Bill Gates' langer Feierabend
Bill Gates gibt seine feste Position bei Microsoft auf und will sich um die gemeinnützige Stiftung kümmern, die er mit seiner Frau Melinda ins Leben gerufen hat. Doch auch dort erwarten den drittreichsten Mann der Welt zahlreiche Probleme. Für Microsoft hingegen könnte sein Abschied auf Raten ein Gewinn sein.

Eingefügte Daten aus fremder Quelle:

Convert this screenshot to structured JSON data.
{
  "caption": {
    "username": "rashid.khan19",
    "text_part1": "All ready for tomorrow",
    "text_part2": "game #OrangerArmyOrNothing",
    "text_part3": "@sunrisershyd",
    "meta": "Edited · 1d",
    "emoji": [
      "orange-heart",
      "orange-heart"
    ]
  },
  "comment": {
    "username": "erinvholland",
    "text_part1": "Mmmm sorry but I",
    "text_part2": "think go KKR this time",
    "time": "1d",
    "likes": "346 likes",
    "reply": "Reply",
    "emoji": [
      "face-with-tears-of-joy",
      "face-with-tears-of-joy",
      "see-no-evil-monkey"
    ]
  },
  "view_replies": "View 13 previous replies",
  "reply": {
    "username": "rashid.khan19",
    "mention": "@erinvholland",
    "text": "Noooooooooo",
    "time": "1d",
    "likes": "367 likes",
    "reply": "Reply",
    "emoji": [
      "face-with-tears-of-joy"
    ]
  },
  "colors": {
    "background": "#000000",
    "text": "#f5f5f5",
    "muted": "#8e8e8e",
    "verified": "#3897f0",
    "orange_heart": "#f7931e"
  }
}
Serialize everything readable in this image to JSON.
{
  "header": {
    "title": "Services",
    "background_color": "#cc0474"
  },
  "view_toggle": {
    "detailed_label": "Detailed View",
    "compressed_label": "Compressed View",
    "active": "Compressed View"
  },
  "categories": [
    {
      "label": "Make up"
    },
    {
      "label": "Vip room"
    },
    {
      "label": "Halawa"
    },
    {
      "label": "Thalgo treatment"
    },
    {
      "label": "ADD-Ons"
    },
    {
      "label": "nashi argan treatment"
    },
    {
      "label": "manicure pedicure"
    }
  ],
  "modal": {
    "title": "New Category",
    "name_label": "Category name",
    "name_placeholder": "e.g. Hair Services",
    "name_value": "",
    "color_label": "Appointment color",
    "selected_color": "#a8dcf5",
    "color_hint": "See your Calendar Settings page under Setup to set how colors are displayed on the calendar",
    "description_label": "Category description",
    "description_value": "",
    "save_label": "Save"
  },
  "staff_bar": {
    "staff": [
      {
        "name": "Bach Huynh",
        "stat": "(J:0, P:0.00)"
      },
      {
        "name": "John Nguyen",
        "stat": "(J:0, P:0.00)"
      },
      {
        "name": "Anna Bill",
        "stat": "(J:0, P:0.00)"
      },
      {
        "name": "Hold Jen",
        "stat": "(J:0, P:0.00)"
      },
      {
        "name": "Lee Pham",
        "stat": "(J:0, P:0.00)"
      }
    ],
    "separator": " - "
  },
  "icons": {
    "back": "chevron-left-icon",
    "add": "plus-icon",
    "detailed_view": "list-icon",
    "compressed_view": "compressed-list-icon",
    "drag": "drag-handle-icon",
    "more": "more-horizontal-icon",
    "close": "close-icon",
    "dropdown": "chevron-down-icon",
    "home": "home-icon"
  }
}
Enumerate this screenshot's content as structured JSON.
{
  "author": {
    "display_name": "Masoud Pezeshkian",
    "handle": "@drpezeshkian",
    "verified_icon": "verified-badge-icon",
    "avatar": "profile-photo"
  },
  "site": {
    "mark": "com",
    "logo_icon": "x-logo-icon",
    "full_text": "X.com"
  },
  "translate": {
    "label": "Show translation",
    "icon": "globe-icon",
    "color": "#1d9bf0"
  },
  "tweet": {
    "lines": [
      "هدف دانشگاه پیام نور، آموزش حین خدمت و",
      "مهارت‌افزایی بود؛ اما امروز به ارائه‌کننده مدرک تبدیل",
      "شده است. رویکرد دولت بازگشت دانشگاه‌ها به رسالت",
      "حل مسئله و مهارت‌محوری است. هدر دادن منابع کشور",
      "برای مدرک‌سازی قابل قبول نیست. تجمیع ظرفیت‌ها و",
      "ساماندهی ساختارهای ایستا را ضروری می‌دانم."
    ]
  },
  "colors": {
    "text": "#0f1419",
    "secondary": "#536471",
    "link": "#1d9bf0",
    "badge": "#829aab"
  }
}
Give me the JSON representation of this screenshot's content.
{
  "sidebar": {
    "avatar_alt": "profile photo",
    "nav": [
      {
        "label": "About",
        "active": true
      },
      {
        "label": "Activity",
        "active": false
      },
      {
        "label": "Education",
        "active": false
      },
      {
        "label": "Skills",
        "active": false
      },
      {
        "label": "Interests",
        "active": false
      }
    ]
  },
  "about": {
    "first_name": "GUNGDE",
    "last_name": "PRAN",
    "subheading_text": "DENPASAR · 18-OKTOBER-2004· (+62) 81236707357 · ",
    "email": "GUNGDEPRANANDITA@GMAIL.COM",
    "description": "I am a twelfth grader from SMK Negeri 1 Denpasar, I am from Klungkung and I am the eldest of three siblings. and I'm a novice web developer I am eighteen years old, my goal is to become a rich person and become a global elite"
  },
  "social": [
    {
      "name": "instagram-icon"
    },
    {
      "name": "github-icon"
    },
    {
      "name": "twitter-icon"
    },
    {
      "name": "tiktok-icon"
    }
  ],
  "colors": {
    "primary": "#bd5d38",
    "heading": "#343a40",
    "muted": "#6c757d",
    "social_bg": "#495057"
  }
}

Je größer ein Werk ist, desto weiter muss man zurücktreten, um es selbst betrachten zu können. William Henry Gates III. wird am 27. Juni einen solchen Schritt tun und sich aus dem Tagesgeschäft bei Microsoft zurückziehen. Er bleibt Aufsichtsratsvorsitzender und wird engen Kontakt zu seinem Nachfolger-Triumvirat aus CEO Steve Ballmer, Strategiechef Craig Mundie und dem obersten Software-Architekten Ray Ozzie halten.
Gates ist 52 Jahre alt und mit einem von "Forbes" zuletzt auf 58 Milliarden US-Dollar geschätzten Vermögen der drittreichste Mensch der Welt. Seine Biografie ist eine Heiligengeschichte des Kapitalismus. 1975, im Alter von 19 Jahren, gründete er mit Paul Allen Microsoft, 1980 landete Gates den Coup seines Lebens, als er dem Programmierer Tim Paterson das Betriebssystem QDOS für 50.000 US-Dollar abkaufte, es modifizierte und zum Standard-Betriebssystem für den IBM-PC und alle seine Klone machte.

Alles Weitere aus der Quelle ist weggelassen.